Espagne: le procès de l'ancien bras droit du Premier ministre s'ouvre à Madrid
Le procès pour corruption de José Luis Ábalos, ex‑ministre des Transports espagnol, ancien poids lourd du parti socialiste et figure clé de l'ascension du Premier ministre Pedro Sánchez, s'ouvre mardi à Madrid, une affaire que les socialistes voudraient bien enterrer.
L'audience de ce qui constitue la première grande affaire de corruption éclaboussant le gouvernement socialiste depuis 2018 commence à 10H00 (08H00 GMT) au Tribunal suprême de Madrid.
L'affaire est très embarrassante pour ce parti arrivé au pouvoir il y a huit ans à la faveur d'une motion de censure contre le gouvernement de Mariano Rajoy, précisément embourbé dans des affaires de corruption.
"Mon sentiment, notre sentiment, c'est l'indignation", a déclaré lundi le premier vice‑président du gouvernement de M. Sánchez, Carlos Cuerpo disant attendre "que la justice fasse son travail et qu'elle le fasse avec fermeté".
Ce procès intervient alors qu'approche l'élection régionale du 17 mai en Andalousie. Selon les sondages, les socialistes pourraient essuyer une nouvelle défaite, après celles d'Estrémadure, Aragon et Castille-et-Léon.
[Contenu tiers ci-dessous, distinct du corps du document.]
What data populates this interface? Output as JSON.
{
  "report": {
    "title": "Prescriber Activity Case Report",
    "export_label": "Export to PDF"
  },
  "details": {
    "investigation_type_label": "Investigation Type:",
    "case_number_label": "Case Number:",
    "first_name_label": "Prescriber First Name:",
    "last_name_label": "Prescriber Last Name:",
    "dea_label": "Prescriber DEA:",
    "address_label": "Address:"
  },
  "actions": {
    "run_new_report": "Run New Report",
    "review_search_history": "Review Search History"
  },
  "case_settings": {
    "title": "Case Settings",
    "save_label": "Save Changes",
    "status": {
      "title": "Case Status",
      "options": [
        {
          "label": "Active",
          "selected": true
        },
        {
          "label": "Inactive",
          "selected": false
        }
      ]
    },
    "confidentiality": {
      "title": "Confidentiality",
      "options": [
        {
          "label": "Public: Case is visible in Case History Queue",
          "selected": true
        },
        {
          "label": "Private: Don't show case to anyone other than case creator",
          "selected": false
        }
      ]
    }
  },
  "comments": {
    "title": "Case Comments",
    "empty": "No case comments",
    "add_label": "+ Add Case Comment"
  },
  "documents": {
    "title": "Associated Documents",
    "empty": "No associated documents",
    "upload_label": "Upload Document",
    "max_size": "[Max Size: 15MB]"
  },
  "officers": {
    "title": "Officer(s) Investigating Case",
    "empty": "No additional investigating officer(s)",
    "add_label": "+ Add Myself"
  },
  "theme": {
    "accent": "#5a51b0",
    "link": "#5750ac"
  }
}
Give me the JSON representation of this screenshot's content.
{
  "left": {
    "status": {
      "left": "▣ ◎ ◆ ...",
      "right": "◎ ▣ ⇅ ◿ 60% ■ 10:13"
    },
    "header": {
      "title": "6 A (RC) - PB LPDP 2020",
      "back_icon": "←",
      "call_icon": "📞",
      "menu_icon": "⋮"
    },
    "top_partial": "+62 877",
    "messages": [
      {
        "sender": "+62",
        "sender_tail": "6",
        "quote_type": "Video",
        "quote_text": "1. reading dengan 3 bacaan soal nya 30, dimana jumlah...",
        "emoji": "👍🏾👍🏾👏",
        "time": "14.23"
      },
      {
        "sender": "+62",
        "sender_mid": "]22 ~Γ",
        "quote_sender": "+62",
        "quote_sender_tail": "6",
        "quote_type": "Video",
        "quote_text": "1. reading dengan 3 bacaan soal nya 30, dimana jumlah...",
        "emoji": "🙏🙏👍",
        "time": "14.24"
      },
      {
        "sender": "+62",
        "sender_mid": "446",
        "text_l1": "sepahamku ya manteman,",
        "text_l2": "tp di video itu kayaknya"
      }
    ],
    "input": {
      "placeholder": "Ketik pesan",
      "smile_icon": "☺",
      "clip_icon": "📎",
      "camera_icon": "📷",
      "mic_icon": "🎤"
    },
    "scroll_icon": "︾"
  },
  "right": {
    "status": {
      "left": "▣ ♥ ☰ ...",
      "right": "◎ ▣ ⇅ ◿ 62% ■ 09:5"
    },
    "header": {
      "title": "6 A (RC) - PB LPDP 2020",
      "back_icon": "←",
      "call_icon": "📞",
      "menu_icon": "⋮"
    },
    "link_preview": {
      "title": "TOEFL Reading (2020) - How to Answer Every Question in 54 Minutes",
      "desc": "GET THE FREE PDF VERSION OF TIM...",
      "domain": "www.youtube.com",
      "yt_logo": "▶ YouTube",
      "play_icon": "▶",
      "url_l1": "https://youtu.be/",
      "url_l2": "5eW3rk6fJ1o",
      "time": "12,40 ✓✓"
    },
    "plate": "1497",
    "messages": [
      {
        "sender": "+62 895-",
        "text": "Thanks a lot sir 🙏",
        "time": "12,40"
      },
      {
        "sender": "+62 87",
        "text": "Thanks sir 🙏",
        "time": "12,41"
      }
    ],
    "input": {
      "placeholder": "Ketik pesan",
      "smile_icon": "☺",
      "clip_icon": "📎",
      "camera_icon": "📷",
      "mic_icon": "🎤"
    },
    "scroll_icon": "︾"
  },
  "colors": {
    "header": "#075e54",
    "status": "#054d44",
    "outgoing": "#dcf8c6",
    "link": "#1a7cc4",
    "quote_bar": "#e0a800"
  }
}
José Luis Ábalos, ministre des Transports entre 2018 et 2021, est poursuivi pour corruption, détournement de fonds, trafic d'influence et appartenance à une organisation criminelle, en raison de suspicions de contrats irréguliers de vente de masques pendant la pandémie de Covid‑19.
L'opposition s'est régalée de ce scandale, réclamant à chaque étape judiciaire la démission de Pedro Sánchez, dont plusieurs proches collaborateurs sont également inculpés.
"Rappelons" que Pedro Sánchez "est allé jusqu'à dire qu'il ne connaissait pas personnellement Ábalos, a souligné lundi le porte‑parole du Parti populaire (PP), Juan Bravo, ajoutant "c'était son ami et très probablement son complice".
- "Pacte criminel" -
Les socialistes répliquent en rappelant que lundi s'est ouvert à Madrid le procès d'un ancien ministre de l'Intérieur du PP, accusé d'avoir organisé un réseau pour espionner et faire taire un ancien trésorier du parti qui menaçait de révéler des secrets compromettants.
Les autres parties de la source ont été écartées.